More than a quadrillion quadrillion individual viruses exist on Earth, but most are not poised to hop into humans. Can we find the ones that are? 

An estimated 10 nonillion (10 to the 31st power) individual viruses exist on our planet—enough to assign one to every star in the universe 100 million times over.

Viruses infiltrate every aspect of our natural world, seething in seawater, drifting through the atmosphere, and lurking in miniscule motes of soil. Generally considered non-living entities, these pathogens can only replicate with the help of a host, and they are capable of hijacking organisms from every branch of the tree of life—including a multitude of human cells.

Yet, most of the time, our species manages to live in this virus-filled world relatively free of illness. The reason has less to do with the human body’s resilience to disease than the biological quirks of viruses themselves, says Sara Sawyer, a virologist and disease ecologist at the University of Colorado Boulder. These pathogens are extraordinarily picky about the cells they infect, and only an infinitesimally small fraction of the viruses that surround us actually pose any threat to humans.

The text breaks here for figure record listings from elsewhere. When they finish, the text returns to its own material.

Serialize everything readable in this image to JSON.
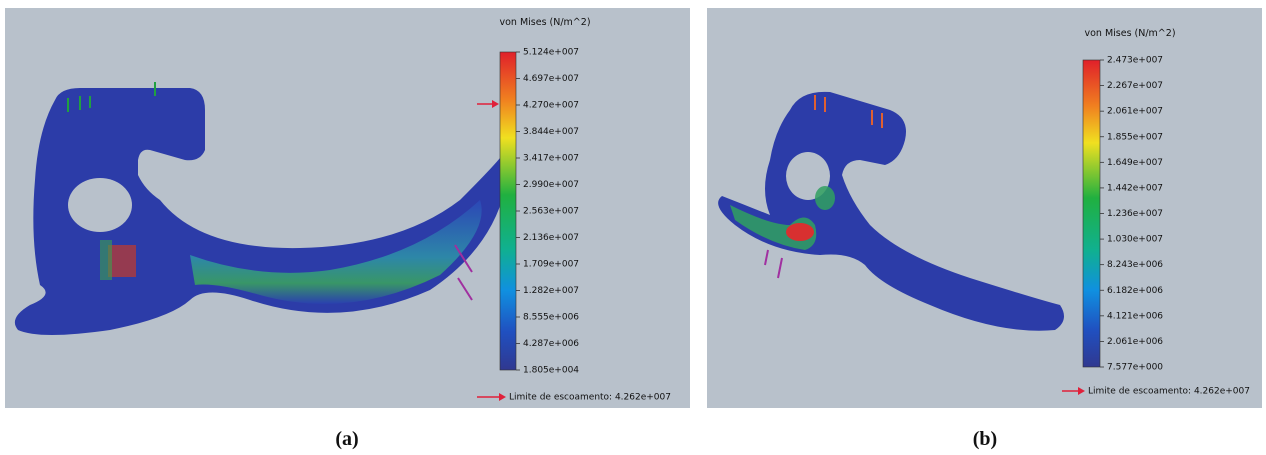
{
  "panels": [
    {
      "legend_title": "von Mises (N/m^2)",
      "ticks": [
        "5.124e+007",
        "4.697e+007",
        "4.270e+007",
        "3.844e+007",
        "3.417e+007",
        "2.990e+007",
        "2.563e+007",
        "2.136e+007",
        "1.709e+007",
        "1.282e+007",
        "8.555e+006",
        "4.287e+006",
        "1.805e+004"
      ],
      "yield_label": "Limite de escoamento: 4.262e+007",
      "caption": "(a)"
    },
    {
      "legend_title": "von Mises (N/m^2)",
      "ticks": [
        "2.473e+007",
        "2.267e+007",
        "2.061e+007",
        "1.855e+007",
        "1.649e+007",
        "1.442e+007",
        "1.236e+007",
        "1.030e+007",
        "8.243e+006",
        "6.182e+006",
        "4.121e+006",
        "2.061e+006",
        "7.577e+000"
      ],
      "yield_label": "Limite de escoamento: 4.262e+007",
      "caption": "(b)"
    }
  ]
}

Still, as the ongoing COVID-19 pandemic clearly demonstrates, outbreaks of new human viruses do happen—and they aren’t as unexpected as they might seem.

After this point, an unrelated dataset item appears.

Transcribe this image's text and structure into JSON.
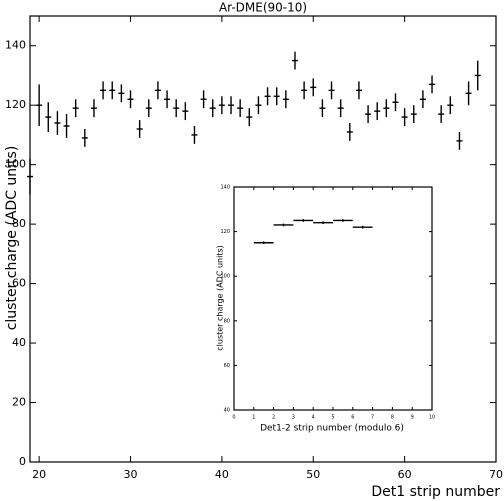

To better forecast and prevent outbreaks, scientists are homing in on the traits that may explain why some viruses, and not others, can make the hop into humans. Some mutate more frequently, perhaps easing their spread into new hosts, while others are helped along by human encounters with animals that provide opportunities to jump species.

When it comes to epidemics, “there are actually patterns there,” says Raina Plowright, a disease ecologist at Montana State University. “And they are predictable patterns.”

Crossing the species divide

Most new infectious illnesses enter the human population the same way COVID-19 did: as a zoonosis, or a disease that infects people by way of an animal. Mammals and birds alone are thought to host about 1.7 million undiscovered types of viruses—a number that has spurred scientists around the world to survey Earth’s wildlife for the cause of our species’ next pandemic. (Bacteria, fungi, and parasites can also pass from animals to people, but these pathogens can typically reproduce without infecting hosts, and many viruses are better equipped to cross species.)

To make a successful transition from one species to another, a virus must clear a series of biological hurdles. The pathogen has to exit one animal and come into contact with another, then establish an infection in the second host, says Jemma Geoghegan, a virologist at Macquarie University. This is known as a spillover event. After the virus has set up shop in a new host, it then needs to spread to other members of that species.

Exact numbers are hard to estimate, but the vast majority of animal-to-human spillovers likely result in dead-end infections that never progress past the first individual. For a new virus to actually spark an outbreak, “so many factors need to align,” says Dorothy Tovar, a virologist and disease ecologist at Stanford University.

For a virus, one of most challenging aspects of transmission is gaining entry to a new host’s cells, which contain the molecular machinery that these pathogens need to replicate. This process typically involves a virus latching on to a molecule that studs the outside of a human cell—a bit like a key clicking into a lock. The better the fit, the more likely the pathogen is to access the cell’s interior. SARS-CoV-2, the coronavirus that causes COVID-19, engages with the protein ACE2 to enter cells in the human airway.

For any given host, “there’s a very small number of pathogens that are able to” break into its cells this way, Sawyer says. The vast majority of the viruses we encounter simply bounce off our cells, eventually exiting our bodies as harmless visitors.